Because my secretary, it seemed, didn’t share my work ethic today. He wasn’t answering my call. Shoving another message into the tube, I pulled the lever.
Plink.
Nothing.
Plink.
Still nothing.
Plink! Plonk! Plink!
I was just about to shove the next message into the tube when I realized this was turning into a senseless waste of perfectly good paper. Cupping my hands around my mouth, I called: ‘Simmons!’
No reply.
Where was the blasted fool?
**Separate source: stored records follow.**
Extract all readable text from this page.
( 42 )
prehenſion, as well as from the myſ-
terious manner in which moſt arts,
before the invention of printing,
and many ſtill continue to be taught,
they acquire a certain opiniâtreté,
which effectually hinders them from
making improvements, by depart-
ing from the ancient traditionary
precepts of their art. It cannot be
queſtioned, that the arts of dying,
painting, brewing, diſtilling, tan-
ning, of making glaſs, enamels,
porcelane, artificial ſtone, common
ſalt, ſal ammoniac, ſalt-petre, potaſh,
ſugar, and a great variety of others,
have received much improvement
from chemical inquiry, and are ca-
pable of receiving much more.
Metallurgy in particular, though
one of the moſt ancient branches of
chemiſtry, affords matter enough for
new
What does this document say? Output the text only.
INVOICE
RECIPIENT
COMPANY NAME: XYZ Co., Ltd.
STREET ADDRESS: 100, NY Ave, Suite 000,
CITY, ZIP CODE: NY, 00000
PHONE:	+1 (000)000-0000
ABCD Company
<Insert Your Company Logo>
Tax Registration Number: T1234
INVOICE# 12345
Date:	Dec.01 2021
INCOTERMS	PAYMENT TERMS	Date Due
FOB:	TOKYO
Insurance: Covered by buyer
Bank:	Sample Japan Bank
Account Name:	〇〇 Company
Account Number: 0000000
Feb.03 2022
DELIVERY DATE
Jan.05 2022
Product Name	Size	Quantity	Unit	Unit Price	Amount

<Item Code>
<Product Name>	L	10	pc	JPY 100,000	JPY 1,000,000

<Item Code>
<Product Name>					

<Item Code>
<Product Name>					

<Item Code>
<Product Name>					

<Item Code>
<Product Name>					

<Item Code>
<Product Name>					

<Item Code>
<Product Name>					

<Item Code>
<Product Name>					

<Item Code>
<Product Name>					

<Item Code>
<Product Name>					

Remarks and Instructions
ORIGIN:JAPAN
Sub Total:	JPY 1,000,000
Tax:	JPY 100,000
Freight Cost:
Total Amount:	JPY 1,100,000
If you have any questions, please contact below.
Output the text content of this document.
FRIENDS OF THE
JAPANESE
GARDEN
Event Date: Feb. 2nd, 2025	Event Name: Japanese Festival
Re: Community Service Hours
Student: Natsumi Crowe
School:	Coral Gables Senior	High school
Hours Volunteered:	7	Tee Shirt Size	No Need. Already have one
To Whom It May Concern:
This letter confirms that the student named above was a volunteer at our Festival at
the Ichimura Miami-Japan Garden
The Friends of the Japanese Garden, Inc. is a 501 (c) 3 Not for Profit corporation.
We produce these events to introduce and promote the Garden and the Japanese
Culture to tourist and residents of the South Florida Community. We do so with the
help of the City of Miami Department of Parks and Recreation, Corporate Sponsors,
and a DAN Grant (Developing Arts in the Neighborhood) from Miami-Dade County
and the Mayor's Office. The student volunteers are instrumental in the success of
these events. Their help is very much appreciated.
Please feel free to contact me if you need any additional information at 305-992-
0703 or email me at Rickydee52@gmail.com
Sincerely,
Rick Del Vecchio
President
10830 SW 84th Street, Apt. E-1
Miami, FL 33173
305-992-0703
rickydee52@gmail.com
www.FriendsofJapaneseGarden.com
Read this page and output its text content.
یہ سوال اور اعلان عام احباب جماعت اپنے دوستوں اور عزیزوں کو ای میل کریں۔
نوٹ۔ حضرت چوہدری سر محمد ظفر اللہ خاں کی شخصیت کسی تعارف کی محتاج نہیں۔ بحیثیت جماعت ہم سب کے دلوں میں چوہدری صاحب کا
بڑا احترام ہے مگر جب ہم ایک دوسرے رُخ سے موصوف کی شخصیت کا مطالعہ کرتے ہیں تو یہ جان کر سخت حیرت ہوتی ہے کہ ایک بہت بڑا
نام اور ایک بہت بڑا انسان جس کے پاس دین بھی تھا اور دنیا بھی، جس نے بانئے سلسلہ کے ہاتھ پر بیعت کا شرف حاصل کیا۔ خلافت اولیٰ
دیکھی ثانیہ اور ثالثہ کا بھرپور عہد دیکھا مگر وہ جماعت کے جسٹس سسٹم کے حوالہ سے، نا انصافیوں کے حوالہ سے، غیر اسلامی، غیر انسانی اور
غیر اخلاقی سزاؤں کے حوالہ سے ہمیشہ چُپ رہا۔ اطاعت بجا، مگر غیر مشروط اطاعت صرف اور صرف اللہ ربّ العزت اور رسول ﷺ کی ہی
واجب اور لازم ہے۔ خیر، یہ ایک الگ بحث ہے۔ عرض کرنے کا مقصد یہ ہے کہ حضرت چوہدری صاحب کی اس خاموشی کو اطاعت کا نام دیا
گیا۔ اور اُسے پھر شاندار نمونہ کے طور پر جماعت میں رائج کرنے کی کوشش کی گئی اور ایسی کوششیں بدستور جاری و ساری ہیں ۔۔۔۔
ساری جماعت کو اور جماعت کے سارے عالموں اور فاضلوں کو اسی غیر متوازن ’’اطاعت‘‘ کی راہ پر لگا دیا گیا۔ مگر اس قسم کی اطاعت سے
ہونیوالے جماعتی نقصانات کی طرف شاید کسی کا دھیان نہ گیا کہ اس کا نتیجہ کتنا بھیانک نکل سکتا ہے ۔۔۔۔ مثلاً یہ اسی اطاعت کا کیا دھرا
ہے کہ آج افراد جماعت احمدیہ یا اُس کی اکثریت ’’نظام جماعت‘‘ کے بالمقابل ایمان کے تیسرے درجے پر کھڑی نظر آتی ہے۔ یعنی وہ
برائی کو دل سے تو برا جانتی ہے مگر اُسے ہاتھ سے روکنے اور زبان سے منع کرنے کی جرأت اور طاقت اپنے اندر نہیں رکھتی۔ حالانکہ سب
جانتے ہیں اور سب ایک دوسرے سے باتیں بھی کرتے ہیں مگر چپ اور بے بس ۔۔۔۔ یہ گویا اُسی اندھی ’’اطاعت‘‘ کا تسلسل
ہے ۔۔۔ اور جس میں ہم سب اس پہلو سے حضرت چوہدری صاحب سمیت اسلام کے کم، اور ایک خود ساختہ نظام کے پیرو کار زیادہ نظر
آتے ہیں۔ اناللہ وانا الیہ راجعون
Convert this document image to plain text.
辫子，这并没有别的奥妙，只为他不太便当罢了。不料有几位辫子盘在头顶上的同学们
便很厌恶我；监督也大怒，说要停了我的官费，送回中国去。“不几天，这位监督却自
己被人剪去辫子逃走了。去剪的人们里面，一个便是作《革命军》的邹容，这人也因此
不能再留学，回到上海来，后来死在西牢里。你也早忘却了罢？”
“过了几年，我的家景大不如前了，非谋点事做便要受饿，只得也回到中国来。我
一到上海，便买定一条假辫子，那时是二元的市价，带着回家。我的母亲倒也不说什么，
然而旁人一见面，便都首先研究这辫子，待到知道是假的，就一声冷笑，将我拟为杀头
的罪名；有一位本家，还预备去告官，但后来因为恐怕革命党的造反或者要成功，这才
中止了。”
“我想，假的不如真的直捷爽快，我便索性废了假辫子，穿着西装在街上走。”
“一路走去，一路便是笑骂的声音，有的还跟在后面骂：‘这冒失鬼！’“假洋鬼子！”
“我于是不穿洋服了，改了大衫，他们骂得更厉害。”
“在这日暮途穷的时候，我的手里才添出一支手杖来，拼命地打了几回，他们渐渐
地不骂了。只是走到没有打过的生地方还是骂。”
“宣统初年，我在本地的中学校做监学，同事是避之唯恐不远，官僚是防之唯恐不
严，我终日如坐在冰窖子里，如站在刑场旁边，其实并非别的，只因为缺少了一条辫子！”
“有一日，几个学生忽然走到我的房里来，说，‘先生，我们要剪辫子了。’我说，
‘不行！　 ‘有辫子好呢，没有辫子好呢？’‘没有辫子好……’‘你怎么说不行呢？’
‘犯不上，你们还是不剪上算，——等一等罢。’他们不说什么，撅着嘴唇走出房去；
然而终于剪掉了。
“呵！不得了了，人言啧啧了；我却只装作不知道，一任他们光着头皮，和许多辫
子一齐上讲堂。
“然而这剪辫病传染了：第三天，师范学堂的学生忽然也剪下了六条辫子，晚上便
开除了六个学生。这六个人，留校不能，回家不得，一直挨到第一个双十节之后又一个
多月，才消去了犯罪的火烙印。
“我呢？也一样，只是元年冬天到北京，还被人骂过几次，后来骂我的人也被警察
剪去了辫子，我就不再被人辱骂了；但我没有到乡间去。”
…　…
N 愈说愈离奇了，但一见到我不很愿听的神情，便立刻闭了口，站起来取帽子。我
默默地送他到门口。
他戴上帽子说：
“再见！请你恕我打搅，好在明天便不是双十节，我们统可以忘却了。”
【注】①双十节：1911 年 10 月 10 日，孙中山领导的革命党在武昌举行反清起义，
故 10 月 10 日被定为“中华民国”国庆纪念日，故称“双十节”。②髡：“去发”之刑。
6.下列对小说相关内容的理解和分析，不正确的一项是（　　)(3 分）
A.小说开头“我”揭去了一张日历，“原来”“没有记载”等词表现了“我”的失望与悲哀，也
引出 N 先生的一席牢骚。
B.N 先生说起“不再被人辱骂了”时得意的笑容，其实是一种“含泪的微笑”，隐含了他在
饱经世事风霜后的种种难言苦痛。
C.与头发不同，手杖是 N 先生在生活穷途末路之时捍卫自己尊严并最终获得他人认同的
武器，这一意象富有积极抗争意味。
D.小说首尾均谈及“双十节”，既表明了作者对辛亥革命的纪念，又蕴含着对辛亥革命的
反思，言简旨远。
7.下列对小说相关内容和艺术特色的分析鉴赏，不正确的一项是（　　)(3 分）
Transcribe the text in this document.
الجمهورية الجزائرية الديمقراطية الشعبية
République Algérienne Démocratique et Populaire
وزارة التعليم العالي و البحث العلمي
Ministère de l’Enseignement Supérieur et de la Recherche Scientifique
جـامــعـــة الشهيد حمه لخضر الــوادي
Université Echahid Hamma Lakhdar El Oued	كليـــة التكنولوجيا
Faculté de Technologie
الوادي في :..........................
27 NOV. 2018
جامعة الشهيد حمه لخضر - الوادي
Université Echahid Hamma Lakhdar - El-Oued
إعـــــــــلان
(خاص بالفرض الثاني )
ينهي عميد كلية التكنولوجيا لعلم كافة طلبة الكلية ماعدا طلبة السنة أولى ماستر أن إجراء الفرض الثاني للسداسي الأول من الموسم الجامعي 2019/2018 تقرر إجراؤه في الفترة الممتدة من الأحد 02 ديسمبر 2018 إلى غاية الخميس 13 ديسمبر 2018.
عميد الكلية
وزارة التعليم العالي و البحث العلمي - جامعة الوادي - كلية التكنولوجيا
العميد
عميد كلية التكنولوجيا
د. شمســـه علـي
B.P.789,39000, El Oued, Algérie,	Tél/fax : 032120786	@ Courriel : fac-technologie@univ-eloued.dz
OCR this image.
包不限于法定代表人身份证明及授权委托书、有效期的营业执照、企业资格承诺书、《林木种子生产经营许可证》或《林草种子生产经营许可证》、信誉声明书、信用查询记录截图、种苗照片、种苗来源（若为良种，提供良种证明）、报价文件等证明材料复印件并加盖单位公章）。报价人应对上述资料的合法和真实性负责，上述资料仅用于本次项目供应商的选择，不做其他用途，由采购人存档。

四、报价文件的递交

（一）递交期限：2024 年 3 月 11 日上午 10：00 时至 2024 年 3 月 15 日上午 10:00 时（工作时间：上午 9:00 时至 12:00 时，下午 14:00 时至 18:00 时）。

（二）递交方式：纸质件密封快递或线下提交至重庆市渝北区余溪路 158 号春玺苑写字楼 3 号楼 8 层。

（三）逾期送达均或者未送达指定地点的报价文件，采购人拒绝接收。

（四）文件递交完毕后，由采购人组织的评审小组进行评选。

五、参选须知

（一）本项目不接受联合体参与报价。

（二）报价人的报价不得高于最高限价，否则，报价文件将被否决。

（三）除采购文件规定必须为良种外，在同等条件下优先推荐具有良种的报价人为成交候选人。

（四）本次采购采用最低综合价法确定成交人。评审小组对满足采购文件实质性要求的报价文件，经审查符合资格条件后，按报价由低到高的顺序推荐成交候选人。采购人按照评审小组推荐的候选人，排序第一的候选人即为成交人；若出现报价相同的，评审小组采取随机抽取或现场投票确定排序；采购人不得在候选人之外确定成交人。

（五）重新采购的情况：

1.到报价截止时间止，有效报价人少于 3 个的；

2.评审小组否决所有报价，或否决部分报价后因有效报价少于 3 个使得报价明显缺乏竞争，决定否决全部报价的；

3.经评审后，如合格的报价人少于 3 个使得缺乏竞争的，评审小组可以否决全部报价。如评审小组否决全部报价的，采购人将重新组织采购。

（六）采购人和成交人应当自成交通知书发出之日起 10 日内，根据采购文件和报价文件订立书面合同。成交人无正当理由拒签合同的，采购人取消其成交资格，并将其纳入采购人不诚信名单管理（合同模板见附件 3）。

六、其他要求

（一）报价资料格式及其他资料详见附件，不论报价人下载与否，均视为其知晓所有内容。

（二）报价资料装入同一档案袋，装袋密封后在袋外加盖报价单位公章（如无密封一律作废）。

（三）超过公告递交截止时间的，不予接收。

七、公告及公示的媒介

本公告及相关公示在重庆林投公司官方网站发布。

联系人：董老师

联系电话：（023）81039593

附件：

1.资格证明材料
Kicking my chair back, I rose and marched over to the connecting door between our two offices and pushed it open.
Two minutes later I was back in my own office, lifting the mouthpiece that connected it with downstairs.
‘Karim? Get up here! Simmons has vanished!’
Karim marched into my office after only a few moments. Without asking, he continued to Simmons’ office, and I heard rustling and clanking. I waited. The man was good at his job. There was no sense in interfering while he did it.
‘Nothing, Sahib.’ His bushy eyebrows drawn together in a frown, Karim reappeared at the door. ‘No clue to where he’s gone.’
‘Search the building.’
‘Yes, Sahib.’
‘And if the idiot has accidentally locked himself in the archives again, demonstrate to him what I think of time wasters.’
‘With pleasure, Sahib.’
When Karim returned half an hour later, his frown had deepened. ‘I could not find a sign of him anywhere, Sahib. He’s gone.’
‘You mean permanently gone?’
‘Apparently.’ Karim hesitated. ‘When I searched his room just now, I didn’t just not find any clue to his whereabouts - I found nothing at all. No personal possessions, no loose cash, nothing. He cleaned his desk out completely. It seems Mr Simmons decided to leave your employ.’
‘Leave? Why now? He’s worked here for three years.’
‘Maybe your charming personality overwhelmed him, Sahib.’
‘Karim?’
‘Yes, Sahib?’
‘Was that sarcasm?’
‘No, Sahib. Of course not, Sahib. I would never take the liberty, Sahib.’